There was a knock on my attic door. When I opened it, I could see Helena had shot out of her slipper with fury. Her nostrils flared and her legs were planted wide. She raised a finger, visibly shaking, and the thick gold-and-jade dragon bracelet on her wrist trembled in the hallway light.

Where I once used to cower, I decided to confront instead. “Is there something, Cousin Helena?”

She gritted out her words through a tight jaw. “What have you done to the hair and face of Grandma?”

Was that it? I should have known. I kept my voice calm. “It made her happy.”

She pointed her finger at me, two centimeters from my nose. “It exhausted her. You could have hurt her. She is in the last stage of her life. From a beautiful plate, you cannot eat. No need for her to be made up like pussycat. For whom?”

I knocked her stupid hand away from my face. “For herself.”

Helena reared and for a moment, I thought she would slap me. I almost wanted her to do it. I would hit her back so hard her head would spin for a week. She finally hissed, “Do not think you are so clever. I know why you came back, even though no one invited you.”

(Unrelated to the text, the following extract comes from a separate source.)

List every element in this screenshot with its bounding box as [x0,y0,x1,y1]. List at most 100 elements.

I raised an eyebrow. “Oh?”

“You want her favor again. Now that she is old and ready to pass on her inheritance, after you left for so many years. While I was the one who was always here for her. Me and my family.” She emphasized every phrase with a bob of her head.

My anger rose up in me. I had to voice my words before they exploded into the humiliating tears I refused to shed. I clenched my hands into tight fists. “And why did I not return to this house for so long? Where I had been treated so well? Was it because of Grandma that I stayed away?”

Helena puffed up like an envious dog tied to a short rope. She was not used to this version of me, the one that spoke. She sputtered, strangled by rage and shame, “Grandma always loved you best, like everyone else. You and your mother.”

I could not keep my voice from breaking. “Why did you stop caring about me?” I half lifted my hand toward her: this woman who should have been everything to me, who had instead taught me to beware of love.

Caught up in her hatred, Helena went on, ignoring my words. “That gold of hers belongs to us. We housed and clothed her all these years. I am more her daughter than your mother ever was.”

My arm dropped back to my side. “You never paid her for all those years she worked here for you as babysitter, cook, and maid. You only gave her pocket money to spend. The least you could do was to provide her with food and a place to live. Now you want the rest of her jewelry too?”

“We are family. Who pays family? Should I get money for all the diapers of yours I changed? Anything she asked for, we gave her. I deserve her legacy.” Helena’s eyes glittered with naked intensity. I could not tell if they were filled with greed or a desperate need to be loved. I was not even sure if it made a difference: it came down to hunger. Perhaps those desires all stemmed from the same place in our broken, burdened hearts.